In conclusion, I believe that the experiment was successful: the small model was able to absorb knowledge from the large model and even produce coherent chains of reasoning similar to those of the DeepSeek R1 model.

Among the advantages of this architecture, I can highlight the following points:

  1. Low training costs in terms of both computational resources and money.
  2. The ability to work with a larger context than the small model can handle on its own.
  3. High training speed.
  4. Even a limited dataset yields acceptable results.
  5. Unlimited possibilities for combining different models.

Further Development

I believe that an architecture combining a "source of knowledge" with a "reasoner" will allow for more targeted training of models and the teaching of specific skills—since the "reasoner" could be replaced by a "poet," "programmer," "scientist," or something else. In fact, people generally have a similar base of knowledge, and it is the skills/experience acquired over a lifetime that make the difference.

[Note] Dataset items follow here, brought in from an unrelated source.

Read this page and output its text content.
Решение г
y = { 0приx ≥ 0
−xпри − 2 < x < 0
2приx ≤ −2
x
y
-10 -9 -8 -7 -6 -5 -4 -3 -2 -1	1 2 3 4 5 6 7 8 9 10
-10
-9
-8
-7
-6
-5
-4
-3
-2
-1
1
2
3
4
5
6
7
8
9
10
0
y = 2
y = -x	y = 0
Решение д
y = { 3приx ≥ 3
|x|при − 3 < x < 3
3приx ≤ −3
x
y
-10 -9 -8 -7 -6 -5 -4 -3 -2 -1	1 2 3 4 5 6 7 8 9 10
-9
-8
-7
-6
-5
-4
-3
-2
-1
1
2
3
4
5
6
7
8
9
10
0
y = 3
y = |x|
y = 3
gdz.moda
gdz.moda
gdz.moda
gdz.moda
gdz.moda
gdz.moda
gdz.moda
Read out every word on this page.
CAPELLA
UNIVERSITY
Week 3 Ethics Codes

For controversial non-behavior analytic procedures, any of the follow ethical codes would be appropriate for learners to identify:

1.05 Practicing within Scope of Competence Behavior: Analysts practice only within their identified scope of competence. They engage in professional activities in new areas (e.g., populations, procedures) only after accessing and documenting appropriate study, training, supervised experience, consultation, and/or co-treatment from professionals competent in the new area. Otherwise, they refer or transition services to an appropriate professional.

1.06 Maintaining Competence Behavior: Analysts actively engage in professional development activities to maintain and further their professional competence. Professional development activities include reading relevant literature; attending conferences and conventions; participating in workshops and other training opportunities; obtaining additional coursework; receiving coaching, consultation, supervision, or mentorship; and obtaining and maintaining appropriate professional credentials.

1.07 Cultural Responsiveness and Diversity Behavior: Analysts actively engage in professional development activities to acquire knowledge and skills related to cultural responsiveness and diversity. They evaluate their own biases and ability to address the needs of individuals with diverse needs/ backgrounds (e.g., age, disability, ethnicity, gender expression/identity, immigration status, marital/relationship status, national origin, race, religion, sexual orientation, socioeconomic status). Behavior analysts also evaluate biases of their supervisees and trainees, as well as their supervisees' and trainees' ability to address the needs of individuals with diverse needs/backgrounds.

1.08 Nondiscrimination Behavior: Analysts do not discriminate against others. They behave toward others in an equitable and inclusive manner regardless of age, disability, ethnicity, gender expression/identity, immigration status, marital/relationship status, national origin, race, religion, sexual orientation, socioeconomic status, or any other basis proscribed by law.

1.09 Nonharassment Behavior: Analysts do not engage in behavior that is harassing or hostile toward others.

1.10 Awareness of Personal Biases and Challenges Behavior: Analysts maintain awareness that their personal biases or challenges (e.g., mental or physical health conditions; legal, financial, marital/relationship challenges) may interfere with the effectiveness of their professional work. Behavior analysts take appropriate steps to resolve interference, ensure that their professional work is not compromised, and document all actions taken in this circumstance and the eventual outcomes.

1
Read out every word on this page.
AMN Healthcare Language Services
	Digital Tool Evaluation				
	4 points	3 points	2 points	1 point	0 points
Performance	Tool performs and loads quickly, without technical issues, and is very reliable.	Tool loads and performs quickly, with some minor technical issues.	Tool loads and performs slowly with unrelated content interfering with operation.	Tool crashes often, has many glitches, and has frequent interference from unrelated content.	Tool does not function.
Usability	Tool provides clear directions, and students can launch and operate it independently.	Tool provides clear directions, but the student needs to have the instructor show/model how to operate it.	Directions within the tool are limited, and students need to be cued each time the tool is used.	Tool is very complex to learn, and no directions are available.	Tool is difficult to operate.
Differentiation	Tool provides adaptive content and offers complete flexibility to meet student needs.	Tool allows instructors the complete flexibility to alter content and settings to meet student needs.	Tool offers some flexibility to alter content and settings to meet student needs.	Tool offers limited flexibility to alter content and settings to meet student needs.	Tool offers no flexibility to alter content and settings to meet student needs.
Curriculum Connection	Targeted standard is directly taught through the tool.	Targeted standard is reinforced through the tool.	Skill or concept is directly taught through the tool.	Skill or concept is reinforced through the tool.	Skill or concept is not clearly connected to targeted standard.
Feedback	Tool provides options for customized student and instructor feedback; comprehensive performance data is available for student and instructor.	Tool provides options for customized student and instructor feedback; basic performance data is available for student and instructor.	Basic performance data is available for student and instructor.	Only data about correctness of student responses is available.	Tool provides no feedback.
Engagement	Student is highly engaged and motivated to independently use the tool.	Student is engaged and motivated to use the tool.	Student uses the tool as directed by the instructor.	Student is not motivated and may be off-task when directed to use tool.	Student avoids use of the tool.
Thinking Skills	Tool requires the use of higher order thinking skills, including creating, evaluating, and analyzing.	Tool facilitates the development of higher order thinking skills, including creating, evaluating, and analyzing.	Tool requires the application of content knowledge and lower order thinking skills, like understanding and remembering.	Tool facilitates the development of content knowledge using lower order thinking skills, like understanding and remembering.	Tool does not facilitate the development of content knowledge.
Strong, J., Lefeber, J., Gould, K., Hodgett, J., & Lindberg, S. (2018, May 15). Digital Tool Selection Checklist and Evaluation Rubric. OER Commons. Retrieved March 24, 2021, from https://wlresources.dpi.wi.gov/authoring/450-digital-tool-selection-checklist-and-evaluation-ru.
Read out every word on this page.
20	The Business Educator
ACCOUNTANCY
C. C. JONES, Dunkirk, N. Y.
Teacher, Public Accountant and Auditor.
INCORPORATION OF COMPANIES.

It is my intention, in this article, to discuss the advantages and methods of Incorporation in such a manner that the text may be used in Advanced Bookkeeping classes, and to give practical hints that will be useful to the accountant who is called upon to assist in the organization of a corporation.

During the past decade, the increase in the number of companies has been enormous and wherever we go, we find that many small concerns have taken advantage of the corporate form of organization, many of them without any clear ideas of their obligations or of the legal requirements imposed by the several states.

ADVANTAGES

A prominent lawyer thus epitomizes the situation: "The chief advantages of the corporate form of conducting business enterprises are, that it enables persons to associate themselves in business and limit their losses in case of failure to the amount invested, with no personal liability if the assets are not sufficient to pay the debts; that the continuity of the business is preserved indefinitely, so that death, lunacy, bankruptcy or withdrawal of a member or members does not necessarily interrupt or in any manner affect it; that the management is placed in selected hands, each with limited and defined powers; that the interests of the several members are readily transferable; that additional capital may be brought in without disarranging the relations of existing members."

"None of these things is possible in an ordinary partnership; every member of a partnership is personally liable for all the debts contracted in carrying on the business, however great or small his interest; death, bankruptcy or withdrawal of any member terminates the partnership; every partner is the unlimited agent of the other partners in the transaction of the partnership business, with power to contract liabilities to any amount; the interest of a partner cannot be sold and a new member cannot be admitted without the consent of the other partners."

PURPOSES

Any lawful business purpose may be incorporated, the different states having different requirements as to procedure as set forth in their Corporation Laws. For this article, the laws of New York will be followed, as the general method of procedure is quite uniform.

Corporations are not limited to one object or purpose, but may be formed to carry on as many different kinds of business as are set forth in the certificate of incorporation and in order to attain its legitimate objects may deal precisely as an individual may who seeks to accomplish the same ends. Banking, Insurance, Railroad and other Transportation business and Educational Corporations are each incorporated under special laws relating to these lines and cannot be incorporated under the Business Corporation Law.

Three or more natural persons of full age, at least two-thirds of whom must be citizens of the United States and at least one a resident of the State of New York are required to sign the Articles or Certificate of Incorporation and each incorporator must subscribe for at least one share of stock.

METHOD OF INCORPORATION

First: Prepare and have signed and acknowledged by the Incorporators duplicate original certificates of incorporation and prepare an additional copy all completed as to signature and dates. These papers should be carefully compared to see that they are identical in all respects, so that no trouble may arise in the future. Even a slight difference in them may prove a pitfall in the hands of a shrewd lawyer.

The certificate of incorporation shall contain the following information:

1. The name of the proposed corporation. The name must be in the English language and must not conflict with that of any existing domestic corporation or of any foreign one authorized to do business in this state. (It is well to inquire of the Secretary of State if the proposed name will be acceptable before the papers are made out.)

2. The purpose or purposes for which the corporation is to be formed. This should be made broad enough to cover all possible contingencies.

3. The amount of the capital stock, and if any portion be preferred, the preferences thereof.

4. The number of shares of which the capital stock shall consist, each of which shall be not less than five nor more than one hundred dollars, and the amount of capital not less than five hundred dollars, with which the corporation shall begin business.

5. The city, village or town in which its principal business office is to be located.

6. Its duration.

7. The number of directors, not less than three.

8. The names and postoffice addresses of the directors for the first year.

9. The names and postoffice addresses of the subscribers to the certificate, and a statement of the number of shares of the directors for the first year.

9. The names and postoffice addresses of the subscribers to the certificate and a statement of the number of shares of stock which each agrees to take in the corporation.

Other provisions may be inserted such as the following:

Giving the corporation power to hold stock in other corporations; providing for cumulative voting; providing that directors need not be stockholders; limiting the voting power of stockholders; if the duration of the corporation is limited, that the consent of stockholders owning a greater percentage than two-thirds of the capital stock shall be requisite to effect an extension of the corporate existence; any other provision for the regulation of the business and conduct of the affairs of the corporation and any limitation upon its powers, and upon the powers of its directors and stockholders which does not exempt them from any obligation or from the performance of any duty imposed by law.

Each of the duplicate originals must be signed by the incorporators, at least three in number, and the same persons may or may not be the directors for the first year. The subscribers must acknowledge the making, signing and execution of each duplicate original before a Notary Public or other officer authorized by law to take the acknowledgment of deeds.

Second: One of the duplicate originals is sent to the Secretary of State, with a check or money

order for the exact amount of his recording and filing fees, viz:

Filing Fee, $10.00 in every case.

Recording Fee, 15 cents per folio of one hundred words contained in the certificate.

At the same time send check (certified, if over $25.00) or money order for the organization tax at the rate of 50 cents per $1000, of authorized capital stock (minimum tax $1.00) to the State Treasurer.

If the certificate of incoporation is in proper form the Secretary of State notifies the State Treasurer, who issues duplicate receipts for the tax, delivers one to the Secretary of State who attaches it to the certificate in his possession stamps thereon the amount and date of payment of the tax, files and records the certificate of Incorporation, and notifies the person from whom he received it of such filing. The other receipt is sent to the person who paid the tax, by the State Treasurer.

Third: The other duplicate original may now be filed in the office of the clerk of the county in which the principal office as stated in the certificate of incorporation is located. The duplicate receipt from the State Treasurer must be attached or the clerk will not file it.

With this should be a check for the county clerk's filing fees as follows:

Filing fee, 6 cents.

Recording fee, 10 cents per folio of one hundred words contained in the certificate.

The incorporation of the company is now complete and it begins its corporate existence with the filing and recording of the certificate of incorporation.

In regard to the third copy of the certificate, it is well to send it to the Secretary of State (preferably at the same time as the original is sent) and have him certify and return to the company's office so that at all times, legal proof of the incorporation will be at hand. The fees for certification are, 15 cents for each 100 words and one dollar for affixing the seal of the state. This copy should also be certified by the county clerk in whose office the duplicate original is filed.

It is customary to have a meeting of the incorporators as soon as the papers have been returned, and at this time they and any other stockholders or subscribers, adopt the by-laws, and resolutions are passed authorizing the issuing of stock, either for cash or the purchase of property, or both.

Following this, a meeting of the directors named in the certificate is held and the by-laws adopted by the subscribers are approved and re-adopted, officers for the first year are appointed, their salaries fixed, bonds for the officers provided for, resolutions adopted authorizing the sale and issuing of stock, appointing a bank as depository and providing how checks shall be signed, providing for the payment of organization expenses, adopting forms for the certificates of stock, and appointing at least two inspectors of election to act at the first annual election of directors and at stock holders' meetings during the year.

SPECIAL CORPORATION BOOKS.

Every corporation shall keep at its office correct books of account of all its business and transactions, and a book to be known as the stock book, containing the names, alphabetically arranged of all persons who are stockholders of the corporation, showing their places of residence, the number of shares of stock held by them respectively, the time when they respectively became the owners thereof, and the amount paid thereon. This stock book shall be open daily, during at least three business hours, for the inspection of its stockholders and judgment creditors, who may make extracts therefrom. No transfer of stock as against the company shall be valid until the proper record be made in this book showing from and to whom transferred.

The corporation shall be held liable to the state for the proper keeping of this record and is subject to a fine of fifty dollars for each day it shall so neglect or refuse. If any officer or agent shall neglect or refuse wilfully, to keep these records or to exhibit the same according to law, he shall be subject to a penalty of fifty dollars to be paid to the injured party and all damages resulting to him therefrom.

We can take this smart background and train it in specialized skills to create a sort of "expert." Perhaps this approach will even allow the intelligence of models to increase exponentially, depending on the number of parameters, rather than linearly as is currently the case.

Furthermore, the possibility of transferring knowledge at the logits level suggests that one could combine not only LLMs but also, for example, CNNs with LLMs for "understanding" images and developing multimodal models.

That's all—thank you for your attention.